Hard shutdown problem on ubuntu16.04 with 2080Ti

Hi, I have weird problem when execute CNN with tensorflow.
the point of weird, everything is fine before use CNN.
it can proceed simple MNIST tutorial, can play youtube.
but problem occured at MNIST applied CNN. the RTX2080Ti works well before final training sets.
the training using GPU is very faster than only CPU. But when the CNN training finally completed, (ex, batch(100) total 1000, the process from step 900 to step 1000) ubuntu suddenly shutdown and restart. and also it occurs when I input nvidia-smi very quickly at the terminal. because of this, I can’t confirm error message.

Just in case I tried memory limitation using tensorflow, but it didn’t work.

Could you give me some clue about this problem?

my several version is

cuda 10.0 version
nvidia 418.88
tensorflow 1.14

(added) when tried MNIST RNN, it works well…

This sounds like a broader system or hardware issue rather than a problem with TensorFlow. Have you checked the system logs for error messages? The symptoms you describe could be explained by a failing or under-provisioned power supply. I would also recommend upgrading to the latest NVIDIA driver (currently 430.50).

I tried driver 430.50 and 410 but it still didn’t work.

the syslog, there were no messages about errors, warnings related to gpu.

if I monitor the graphic card by using “sudo watch nvidia-smi” in realtime, and run the convolution (CNN)code,

its power usage was under 50W and randomly shutdowned. the code shutdown same after sequence 999

(my code)

for i in range(1000):
batch = mnist.train.next_batch(50)
print (i)
if i%100 == 0:
train_accuracy = accuracy.eval(feed_dict={
x:batch[0], y_: batch[1], keep_prob: 1.0})
print(“step %d, training accuracy %g”%(i, train_accuracy))
train_step.run(feed_dict={x: batch[0], y_: batch[1], keep_prob: 0.5})

It looks like problem of malfunctioned power supply or driver problem

So, sadly I can’t solve this problem using your previous answer.

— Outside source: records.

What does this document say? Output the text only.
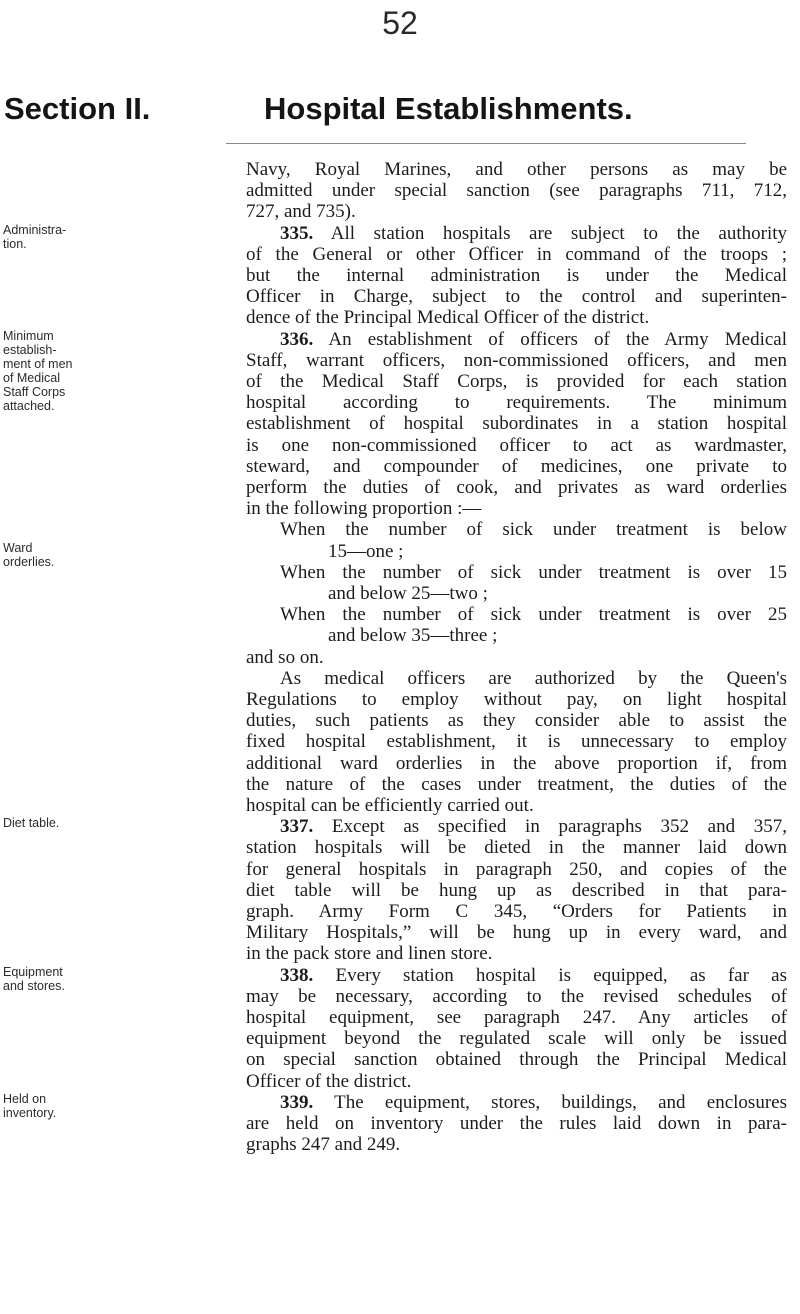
52
Section II.	Hospital Establishments.
Administra-
tion.
Minimum
establish-
ment of men
of Medical
Staff Corps
attached.
Ward
orderlies.
Diet table.
Equipment
and stores.
Held on
inventory.
Navy, Royal Marines, and other persons as may be
admitted under special sanction (see paragraphs 711, 712,
727, and 735).
335. All station hospitals are subject to the authority
of the General or other Officer in command of the troops ;
but the internal administration is under the Medical
Officer in Charge, subject to the control and superinten-
dence of the Principal Medical Officer of the district.
336. An establishment of officers of the Army Medical
Staff, warrant officers, non-commissioned officers, and men
of the Medical Staff Corps, is provided for each station
hospital according to requirements. The minimum
establishment of hospital subordinates in a station hospital
is one non-commissioned officer to act as wardmaster,
steward, and compounder of medicines, one private to
perform the duties of cook, and privates as ward orderlies
in the following proportion :—
When the number of sick under treatment is below
15—one ;
When the number of sick under treatment is over 15
and below 25—two ;
When the number of sick under treatment is over 25
and below 35—three ;
and so on.
As medical officers are authorized by the Queen's
Regulations to employ without pay, on light hospital
duties, such patients as they consider able to assist the
fixed hospital establishment, it is unnecessary to employ
additional ward orderlies in the above proportion if, from
the nature of the cases under treatment, the duties of the
hospital can be efficiently carried out.
337. Except as specified in paragraphs 352 and 357,
station hospitals will be dieted in the manner laid down
for general hospitals in paragraph 250, and copies of the
diet table will be hung up as described in that para-
graph. Army Form C 345, “Orders for Patients in
Military Hospitals,” will be hung up in every ward, and
in the pack store and linen store.
338. Every station hospital is equipped, as far as
may be necessary, according to the revised schedules of
hospital equipment, see paragraph 247. Any articles of
equipment beyond the regulated scale will only be issued
on special sanction obtained through the Principal Medical
Officer of the district.
339. The equipment, stores, buildings, and enclosures
are held on inventory under the rules laid down in para-
graphs 247 and 249.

Should I ask this problem to hardware department?

With nothing appearing in the syslogs, I would turn my attention to the power supply. Nvidia-smi shows power utilization averaged over a small window of time, transient peaks within that window may draw higher power.

Things to check:

  1. your PSU is rated for the power requirements (https://www.nvidia.com/en-us/geforce/graphics-cards/rtx-2080-ti/). Note that PSUs lose power capacity as they age.
  2. If your PSU has multiple rails, make sure your system is correctly distributing its loads over the rails.
  3. Make sure both 8-pin connectors are not wired to the same power cable.

If those are all OK, the PSU may just be faulty. Try replacing it with another unit and see if the problem persists.